Every Mazda 3 here also comes with mild hybrid technology that saves a small amount of fuel, but also gives the car a slight boost during acceleration and smoother engine starting.
Similar systems are only found in some Audi and Mercedes models.
DS Automobiles DS 7 Crossback
If the French know one thing, it's how to design luxury goods. Yet, for some reason, the idea hasn't applied to the world of cars. Perhaps DS Automobiles can change that. The upscale division of the Peugeot-Citroën group has tried to distill what makes Louis Vuitton or Chanel great and put it into the DS 7 Crossback.
The result is a handsome car with a sumptuous interior full of fine materials and plenty for the eye to linger on. The DS 7 Crossback is also packed with worthwhile kit, such as massage chairs up front and electrically reclining rear seats.
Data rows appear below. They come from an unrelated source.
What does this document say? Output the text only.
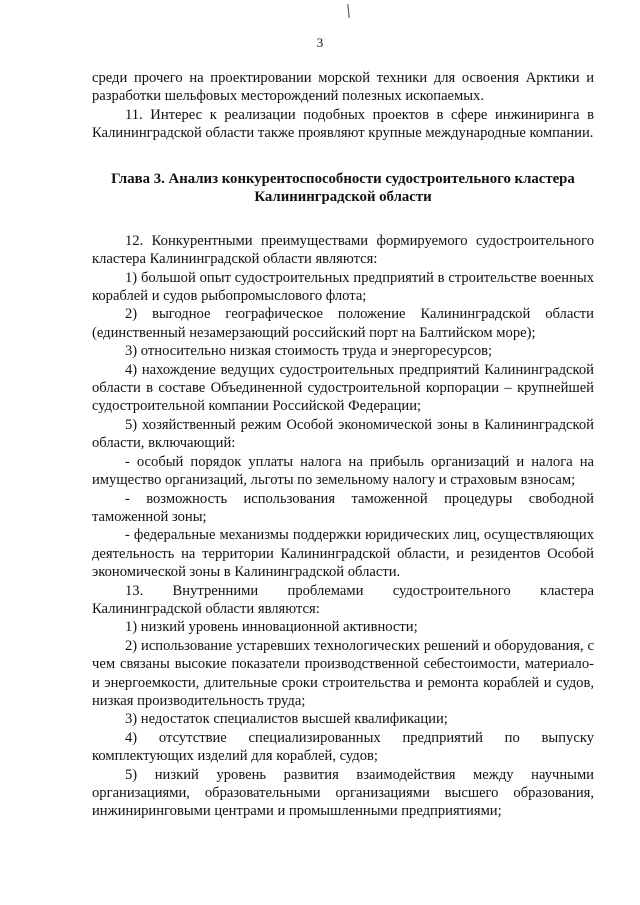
3

среди прочего на проектировании морской техники для освоения Арктики и разработки шельфовых месторождений полезных ископаемых.

11. Интерес к реализации подобных проектов в сфере инжиниринга в Калининградской области также проявляют крупные международные компании.

Глава 3. Анализ конкурентоспособности судостроительного кластера Калининградской области

12. Конкурентными преимуществами формируемого судостроительного кластера Калининградской области являются:

1) большой опыт судостроительных предприятий в строительстве военных кораблей и судов рыбопромыслового флота;

2) выгодное географическое положение Калининградской области (единственный незамерзающий российский порт на Балтийском море);

3) относительно низкая стоимость труда и энергоресурсов;

4) нахождение ведущих судостроительных предприятий Калининградской области в составе Объединенной судостроительной корпорации – крупнейшей судостроительной компании Российской Федерации;

5) хозяйственный режим Особой экономической зоны в Калининградской области, включающий:

- особый порядок уплаты налога на прибыль организаций и налога на имущество организаций, льготы по земельному налогу и страховым взносам;

- возможность использования таможенной процедуры свободной таможенной зоны;

- федеральные механизмы поддержки юридических лиц, осуществляющих деятельность на территории Калининградской области, и резидентов Особой экономической зоны в Калининградской области.

13. Внутренними проблемами судостроительного кластера Калининградской области являются:

1) низкий уровень инновационной активности;

2) использование устаревших технологических решений и оборудования, с чем связаны высокие показатели производственной себестоимости, материало- и энергоемкости, длительные сроки строительства и ремонта кораблей и судов, низкая производительность труда;

3) недостаток специалистов высшей квалификации;

4) отсутствие специализированных предприятий по выпуску комплектующих изделий для кораблей, судов;

5) низкий уровень развития взаимодействия между научными организациями, образовательными организациями высшего образования, инжиниринговыми центрами и промышленными предприятиями;
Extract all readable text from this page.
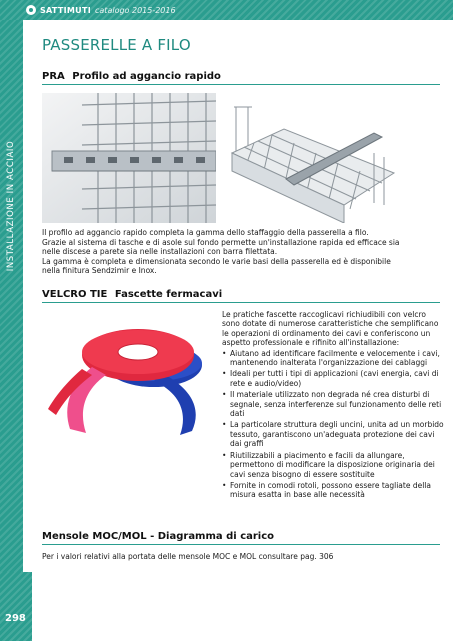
SATTIMUTI catalogo 2015-2016
INSTALLAZIONE IN ACCIAIO
298
PASSERELLE A FILO
PRA Profilo ad aggancio rapido

Il profilo ad aggancio rapido completa la gamma dello staffaggio della passerella a filo.

Grazie al sistema di tasche e di asole sul fondo permette un'installazione rapida ed efficace sia

nelle discese a parete sia nelle installazioni con barra filettata.

La gamma è completa e dimensionata secondo le varie basi della passerella ed è disponibile

nella finitura Sendzimir e Inox.

VELCRO TIE Fascette fermacavi

Le pratiche fascette raccoglicavi richiudibili con velcro sono dotate di numerose caratteristiche che semplificano le operazioni di ordinamento dei cavi e conferiscono un aspetto professionale e rifinito all'installazione:

• Aiutano ad identificare facilmente e velocemente i cavi, mantenendo inalterata l'organizzazione dei cablaggi
• Ideali per tutti i tipi di applicazioni (cavi energia, cavi di rete e audio/video)
• Il materiale utilizzato non degrada né crea disturbi di segnale, senza interferenze sul funzionamento delle reti dati
• La particolare struttura degli uncini, unita ad un morbido tessuto, garantiscono un'adeguata protezione dei cavi dai graffi
• Riutilizzabili a piacimento e facili da allungare, permettono di modificare la disposizione originaria dei cavi senza bisogno di essere sostituite
• Fornite in comodi rotoli, possono essere tagliate della misura esatta in base alle necessità
Mensole MOC/MOL - Diagramma di carico
Per i valori relativi alla portata delle mensole MOC e MOL consultare pag. 306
Turbo engines make every version lively to drive, and the DS 7 also has a suspension system that scans the road with cameras so the shock absorbers can adjust themselves for upcoming bumps. That's an idea that originated in the Mercedes S-Class, which goes to show that though the Germans have sewn up the luxury car market, they don't have a monopoly on cutting edge technology.
Skoda Octavia RS 245
It's arguable if the Octavia belongs on this list since it's a German car in anything but name. Under the bonnet is a more powerful version of the Volkswagen Golf GTI's engine, and the two cars share the same basic structure.
It's not as nimble as a Golf but in typical Skoda fashion the Octavia RS offers stupendous value for money with lots of equipment, an enormous boot, a spacious cabin and a lusty heart with 245 horsepower. If you can find more car than this for S$129,900 with COE, let us know.
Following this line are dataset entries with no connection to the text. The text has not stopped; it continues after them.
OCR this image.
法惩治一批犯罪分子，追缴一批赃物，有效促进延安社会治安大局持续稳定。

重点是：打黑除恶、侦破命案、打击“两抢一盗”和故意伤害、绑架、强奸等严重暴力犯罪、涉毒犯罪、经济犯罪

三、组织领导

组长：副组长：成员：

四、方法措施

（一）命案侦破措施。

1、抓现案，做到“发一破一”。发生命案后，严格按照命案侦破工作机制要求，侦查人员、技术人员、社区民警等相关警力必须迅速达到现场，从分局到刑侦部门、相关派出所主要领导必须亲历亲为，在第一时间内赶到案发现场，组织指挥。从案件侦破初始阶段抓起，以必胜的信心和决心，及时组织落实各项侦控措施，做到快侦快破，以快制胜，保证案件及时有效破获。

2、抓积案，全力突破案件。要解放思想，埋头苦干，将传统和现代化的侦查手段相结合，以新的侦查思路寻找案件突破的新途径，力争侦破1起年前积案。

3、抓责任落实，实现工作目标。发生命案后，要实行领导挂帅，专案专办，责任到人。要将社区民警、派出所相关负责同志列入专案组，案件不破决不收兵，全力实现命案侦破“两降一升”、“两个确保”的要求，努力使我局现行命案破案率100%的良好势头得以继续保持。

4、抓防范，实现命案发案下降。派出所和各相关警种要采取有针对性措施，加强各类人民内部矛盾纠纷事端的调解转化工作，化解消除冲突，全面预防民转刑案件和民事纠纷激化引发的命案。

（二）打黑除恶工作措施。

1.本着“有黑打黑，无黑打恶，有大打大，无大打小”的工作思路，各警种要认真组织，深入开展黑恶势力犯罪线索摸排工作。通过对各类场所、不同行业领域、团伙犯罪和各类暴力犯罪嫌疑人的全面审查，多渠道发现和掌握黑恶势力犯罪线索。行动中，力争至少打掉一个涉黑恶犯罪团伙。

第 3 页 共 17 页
If Toyota set out to slay Mercedes with its Lexus division, then you might think of Infiniti as Nissan's answer to BMW. The brand's cars have always had a sporty streak that runs through its product line to this day.
The QX50 is a terrific example. Although it's tuned more for ride comfort than sporty handling, it has a gem of an engine that feels smooth and tireless. The exotic engineering makes the QX50 worth test driving for the engine alone. The technology may be difficult to describe, but it's easy to appreciate from behind the wheel.
Range Rover Sport
A gentle facelift for the Range Rover Sport means it doesn't look radically new, but its cabin now has a sleek dual touchscreen interface and there's a silky smooth new engine under the hood.
It's one of the most advanced engines in existence, with a mild hybrid drive system to cut fuel consumption but add oomph. It also has an electric supercharger for instant boost, and emits 75 per cent fewer particulates (the stuff that makes the haze so awful) than the engine it replaces.
Perhaps more to the point, the new engine produces 400 horsepower, which gives the Range Rover Sport a turn of speed that befits its name.
Wagons are a rare breed in Singapore, but Volvo tends to do them right. The new V60 is roomy enough to be useful, but doesn't look utilitarian. The range-topping T5 model is even fun to drive, thanks to a brawny engine with 250 horsepower and the reassuring traction of all-wheel drive.
As you'd expect from a Volvo, it's packed with safety systems, and worldwide the V60 tends to outsell its S60 sedan sibling two-to-one. Time to jump on this (band)wagon?